Of course, if you belong to the subset of the gaming public that owns a PS3 and has never played through BioShock, then all bets are off - you'll take to this like a fish to water.
Despite reservations about the complications surrounding PS3 game development (other developers manage to launch Unreal Engine 3.0 titles simultaneously across all platforms at release date - what happened here?) the reason for the belated PS3 attempt could simply be in marketing. 2K know they're sitting on a goldmine with BioShock's intellectual property, and as they've previously announced the development of BioShock 2, BioShock 3 and a yet-to-be-titled movie (BioShock, perhaps?) it makes sense to keep the title in the public consciousness by releasing new material every so often. With this in mind, we should probably expect a mobile version shortly.

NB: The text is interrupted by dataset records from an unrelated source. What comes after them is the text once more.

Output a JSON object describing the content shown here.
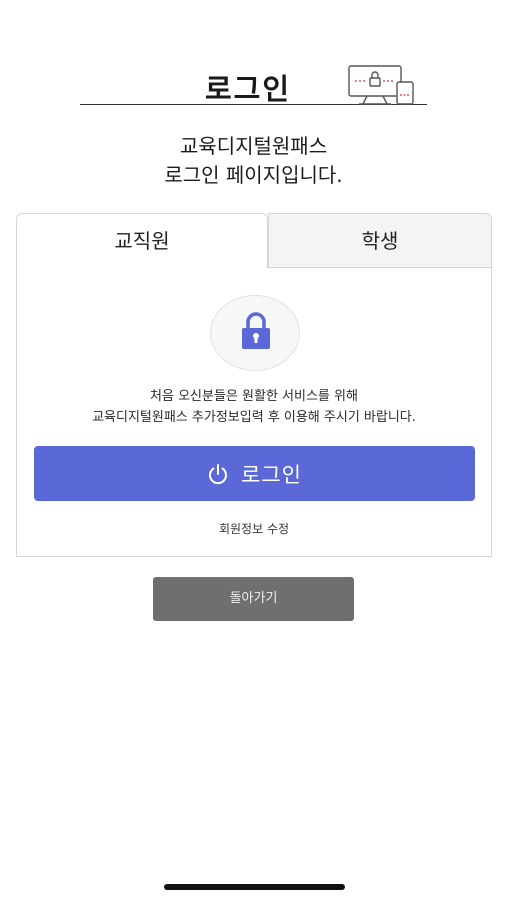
{
  "header": {
    "title": "로그인"
  },
  "subtitle": {
    "line1": "교육디지털원패스",
    "line2": "로그인 페이지입니다."
  },
  "tabs": [
    {
      "label": "교직원",
      "active": true
    },
    {
      "label": "학생",
      "active": false
    }
  ],
  "notice": {
    "line1": "처음 오신분들은 원활한 서비스를 위해",
    "line2": "교육디지털원패스 추가정보입력 후 이용해 주시기 바랍니다."
  },
  "login_button": {
    "label": "로그인",
    "icon": "power-icon"
  },
  "edit_link": {
    "label": "회원정보 수정"
  },
  "back_button": {
    "label": "돌아가기"
  },
  "colors": {
    "accent": "#5b68d8",
    "back_button": "#6f6f6f"
  }
}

Our experience with the preview code for BioShock PS3 has been nothing short of a chilling return to a nautical nightmare. It's a testament to the phenomenal talent of the 2K design team that picking up a game for the first time in twelve months on a completely different platform can illicit exactly the same feelings of sheer terror and dread as it did the first time.
From the visually breathtaking effects, realistic Havok physics and out-of-this-world sound effects, nothing has been lost in translation, and the additional content (which we'll cover in more depth with our review closer to release time) is the icing on the cake.
There's another reason why 2K has rightfully pushed this title out to a new market. BioShock is far too emotive to approach anything near the clinical nature required of a hard-core FPS title. It lacks multi-player, so it'll never be polluted online by hordes of headset-touting, foul-mouthed teenagers. There's no officially sanctioned map editor or development tools, so the modding community will never tinker under the hood to change the fundamentals. Much like Ryan's Rapture, the game itself is the living embodiment of 2K's vision, one that will forever conjure adrenalin-laced memories in anyone willing to immerse themselves in a world beneath the waves.
BioShock is video game art, and just like any other form of art, the more people who can experience it, the better. If you're a PS3 owner who has never crashed in the Atlantic, dived to an underwater city in a Bathysphere, killed genetically modified civilians and injected yourself with the stem-cells of a previously undocumented sea slug, you're in for a treat.
Just consider the additional content a reward for having to have to wait so long for it.